READ: Golden Delicious by Christopher Boucher
Appleseed, Massachusetts, is the town that metafiction built. When the economy begins to rot, due to a blight of bookworms that burrow into the residents’ very meaning, the young narrator finds his own life and that of those he loves upended. Boucher’s strange story is referentially so. Prepare to meet Reader and question the very act of literature as you consume this book.
HEAR: Balter / Saunier by Ensemble Dal Niente/Deerhoof
With arrangements by Deerhoof drummer Greg Saunier and Brazilian composer Marcos Balter, this musical collaboration dabbles in jazz, pop and rock, resulting in something approaching experimental lounge music.
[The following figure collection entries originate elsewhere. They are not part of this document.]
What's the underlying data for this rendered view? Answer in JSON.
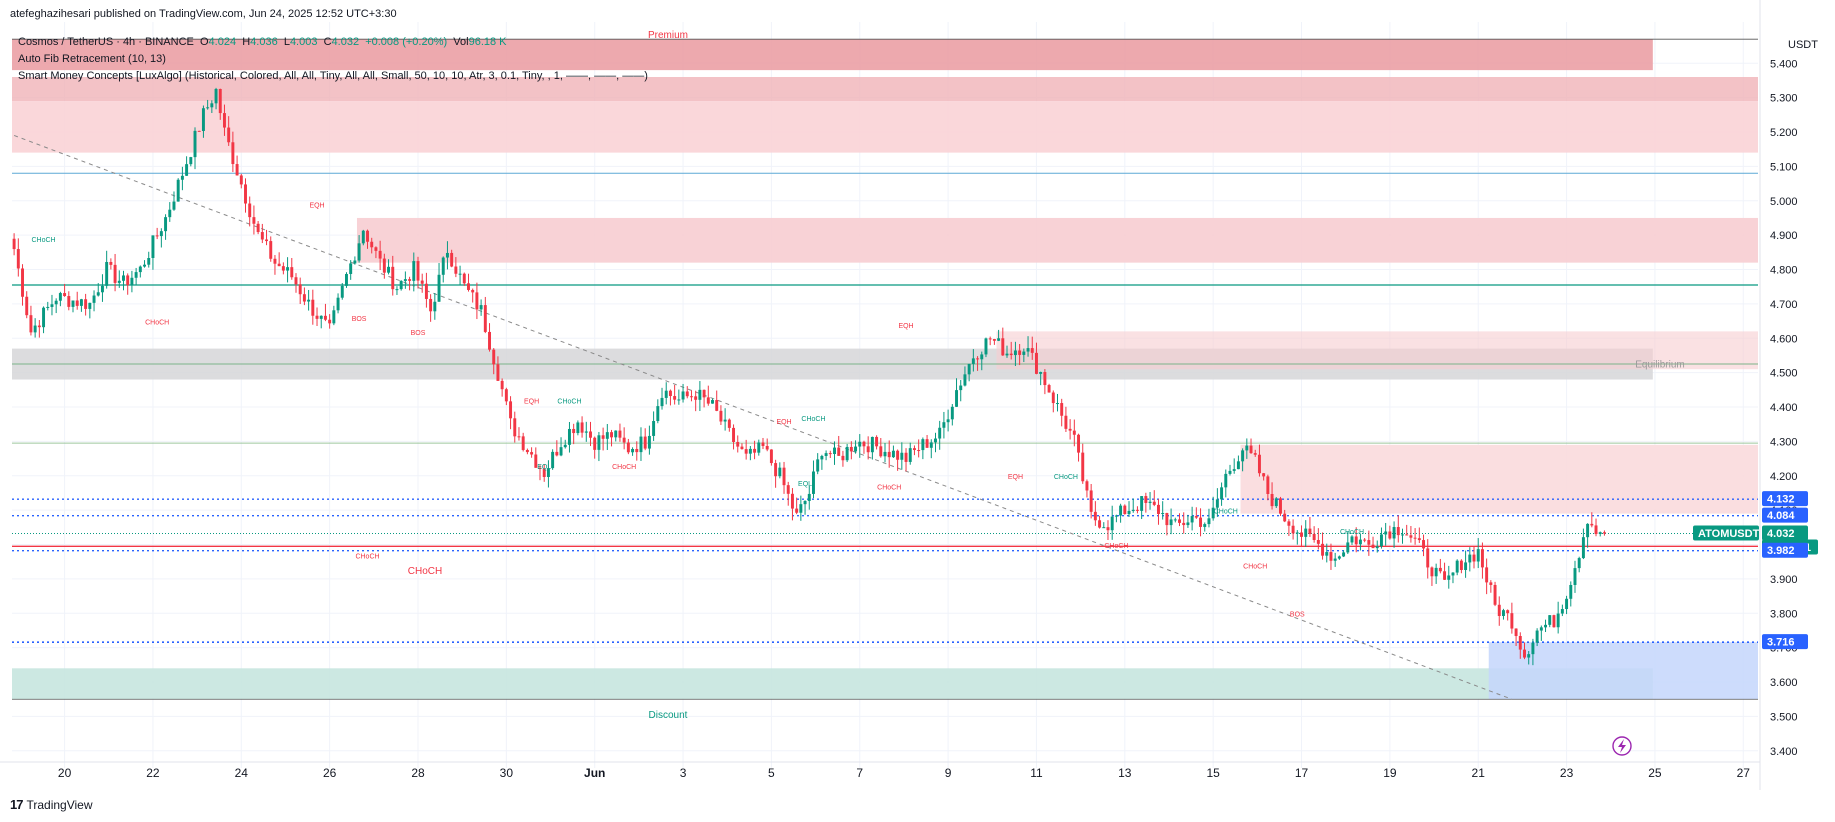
{
  "header": {
    "publisher": "atefeghazihesari published on TradingView.com, Jun 24, 2025 12:52 UTC+3:30"
  },
  "legend": {
    "symbol": "Cosmos / TetherUS · 4h · BINANCE",
    "o_label": "O",
    "o": "4.024",
    "h_label": "H",
    "h": "4.036",
    "l_label": "L",
    "l": "4.003",
    "c_label": "C",
    "c": "4.032",
    "change": "+0.008 (+0.20%)",
    "vol_label": "Vol",
    "vol": "96.18 K",
    "indicator1": "Auto Fib Retracement (10, 13)",
    "indicator2": "Smart Money Concepts [LuxAlgo] (Historical, Colored, All, All, Tiny, All, All, Small, 50, 10, 10, Atr, 3, 0.1, Tiny, , 1, ——, ——, ——)"
  },
  "footer": {
    "brand": "TradingView"
  },
  "colors": {
    "up": "#089981",
    "down": "#f23645",
    "fib_blue": "#2962ff",
    "axis_text": "#131722"
  },
  "chart_data": {
    "type": "candlestick",
    "symbol": "ATOMUSDT",
    "interval": "4h",
    "currency": "USDT",
    "ylim": [
      3.35,
      5.52
    ],
    "y_ticks": [
      3.4,
      3.5,
      3.6,
      3.7,
      3.8,
      3.9,
      4.0,
      4.1,
      4.2,
      4.3,
      4.4,
      4.5,
      4.6,
      4.7,
      4.8,
      4.9,
      5.0,
      5.1,
      5.2,
      5.3,
      5.4
    ],
    "x_ticks": [
      "20",
      "22",
      "24",
      "26",
      "28",
      "30",
      "Jun",
      "3",
      "5",
      "7",
      "9",
      "11",
      "13",
      "15",
      "17",
      "19",
      "21",
      "23",
      "25",
      "27"
    ],
    "price_badges": [
      {
        "label": "4.132",
        "value": 4.132,
        "color": "#2962ff"
      },
      {
        "label": "4.084",
        "value": 4.084,
        "color": "#2962ff"
      },
      {
        "label": "ATOMUSDT",
        "value": 4.032,
        "color": "#089981"
      },
      {
        "label": "4.032",
        "value": 4.032,
        "color": "#089981"
      },
      {
        "label": "02:37:01",
        "value": 4.032,
        "color": "#089981"
      },
      {
        "label": "3.982",
        "value": 3.982,
        "color": "#2962ff"
      },
      {
        "label": "3.716",
        "value": 3.716,
        "color": "#2962ff"
      }
    ],
    "zone_labels": {
      "premium": "Premium",
      "discount": "Discount",
      "equilibrium": "Equilibrium"
    },
    "close_anchors": [
      [
        0,
        4.86
      ],
      [
        4,
        4.62
      ],
      [
        10,
        4.72
      ],
      [
        18,
        4.7
      ],
      [
        22,
        4.8
      ],
      [
        26,
        4.76
      ],
      [
        30,
        4.8
      ],
      [
        36,
        4.95
      ],
      [
        40,
        5.08
      ],
      [
        45,
        5.25
      ],
      [
        48,
        5.32
      ],
      [
        50,
        5.2
      ],
      [
        54,
        5.05
      ],
      [
        58,
        4.9
      ],
      [
        62,
        4.82
      ],
      [
        66,
        4.78
      ],
      [
        70,
        4.7
      ],
      [
        75,
        4.62
      ],
      [
        79,
        4.78
      ],
      [
        83,
        4.92
      ],
      [
        87,
        4.82
      ],
      [
        91,
        4.75
      ],
      [
        95,
        4.8
      ],
      [
        99,
        4.68
      ],
      [
        103,
        4.86
      ],
      [
        107,
        4.75
      ],
      [
        111,
        4.68
      ],
      [
        115,
        4.5
      ],
      [
        118,
        4.35
      ],
      [
        122,
        4.28
      ],
      [
        126,
        4.21
      ],
      [
        130,
        4.3
      ],
      [
        134,
        4.36
      ],
      [
        138,
        4.3
      ],
      [
        142,
        4.32
      ],
      [
        146,
        4.28
      ],
      [
        150,
        4.3
      ],
      [
        154,
        4.45
      ],
      [
        158,
        4.42
      ],
      [
        162,
        4.44
      ],
      [
        166,
        4.4
      ],
      [
        170,
        4.32
      ],
      [
        174,
        4.25
      ],
      [
        178,
        4.28
      ],
      [
        182,
        4.2
      ],
      [
        186,
        4.08
      ],
      [
        189,
        4.15
      ],
      [
        192,
        4.28
      ],
      [
        196,
        4.25
      ],
      [
        200,
        4.3
      ],
      [
        204,
        4.29
      ],
      [
        208,
        4.27
      ],
      [
        212,
        4.25
      ],
      [
        216,
        4.29
      ],
      [
        220,
        4.32
      ],
      [
        224,
        4.45
      ],
      [
        228,
        4.55
      ],
      [
        232,
        4.6
      ],
      [
        236,
        4.56
      ],
      [
        240,
        4.58
      ],
      [
        244,
        4.5
      ],
      [
        248,
        4.4
      ],
      [
        252,
        4.3
      ],
      [
        256,
        4.08
      ],
      [
        260,
        4.06
      ],
      [
        264,
        4.1
      ],
      [
        268,
        4.12
      ],
      [
        272,
        4.1
      ],
      [
        276,
        4.05
      ],
      [
        280,
        4.08
      ],
      [
        284,
        4.06
      ],
      [
        288,
        4.2
      ],
      [
        292,
        4.28
      ],
      [
        295,
        4.24
      ],
      [
        298,
        4.15
      ],
      [
        302,
        4.08
      ],
      [
        306,
        4.03
      ],
      [
        310,
        4.0
      ],
      [
        314,
        3.96
      ],
      [
        318,
        4.02
      ],
      [
        322,
        4.0
      ],
      [
        326,
        4.04
      ],
      [
        330,
        4.05
      ],
      [
        333,
        4.01
      ],
      [
        336,
        3.95
      ],
      [
        340,
        3.88
      ],
      [
        344,
        3.95
      ],
      [
        348,
        3.98
      ],
      [
        352,
        3.82
      ],
      [
        356,
        3.78
      ],
      [
        359,
        3.68
      ],
      [
        362,
        3.75
      ],
      [
        366,
        3.78
      ],
      [
        369,
        3.86
      ],
      [
        372,
        3.98
      ],
      [
        374,
        4.08
      ],
      [
        377,
        4.02
      ],
      [
        378,
        4.032
      ]
    ],
    "annotations": [
      {
        "text": "CHoCH",
        "date": 7,
        "y": 4.88,
        "color": "#089981"
      },
      {
        "text": "CHoCH",
        "date": 34,
        "y": 4.64,
        "color": "#f23645"
      },
      {
        "text": "EQH",
        "date": 72,
        "y": 4.98,
        "color": "#f23645"
      },
      {
        "text": "BOS",
        "date": 82,
        "y": 4.65,
        "color": "#f23645"
      },
      {
        "text": "BOS",
        "date": 96,
        "y": 4.61,
        "color": "#f23645"
      },
      {
        "text": "EQH",
        "date": 123,
        "y": 4.41,
        "color": "#f23645"
      },
      {
        "text": "CHoCH",
        "date": 132,
        "y": 4.41,
        "color": "#089981"
      },
      {
        "text": "EQL",
        "date": 126,
        "y": 4.22,
        "color": "#089981"
      },
      {
        "text": "CHoCH",
        "date": 145,
        "y": 4.22,
        "color": "#f23645"
      },
      {
        "text": "EQH",
        "date": 183,
        "y": 4.35,
        "color": "#f23645"
      },
      {
        "text": "CHoCH",
        "date": 190,
        "y": 4.36,
        "color": "#089981"
      },
      {
        "text": "EQL",
        "date": 188,
        "y": 4.17,
        "color": "#089981"
      },
      {
        "text": "CHoCH",
        "date": 208,
        "y": 4.16,
        "color": "#f23645"
      },
      {
        "text": "EQH",
        "date": 212,
        "y": 4.63,
        "color": "#f23645"
      },
      {
        "text": "CHoCH",
        "date": 84,
        "y": 3.96,
        "color": "#f23645"
      },
      {
        "text": "EQH",
        "date": 238,
        "y": 4.19,
        "color": "#f23645"
      },
      {
        "text": "CHoCH",
        "date": 250,
        "y": 4.19,
        "color": "#089981"
      },
      {
        "text": "CHoCH",
        "date": 288,
        "y": 4.09,
        "color": "#089981"
      },
      {
        "text": "CHoCH",
        "date": 262,
        "y": 3.99,
        "color": "#f23645"
      },
      {
        "text": "CHoCH",
        "date": 295,
        "y": 3.93,
        "color": "#f23645"
      },
      {
        "text": "CHoCH",
        "date": 318,
        "y": 4.03,
        "color": "#089981"
      },
      {
        "text": "BOS",
        "date": 305,
        "y": 3.79,
        "color": "#f23645"
      }
    ]
  }
}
The talent on this album should surprise no one familiar with the two groups, but the successful merging of both is more than an amalgamation of sounds, rather truly inventive harmonies.
The Ship by Brian Eno
Musical magician Brian Eno has worked with David Bowie, John Cale, David Byrne and Bryan Ferry, he’s produced countless other chart toppers and he’s had an enduring solo career. The Ship continues Eno’s exploration of signature soundscapes in four tracks (including a cover of the Velvet Underground’s “I’m Set Free”) that cumulatively form an electronic Titanic of emotion.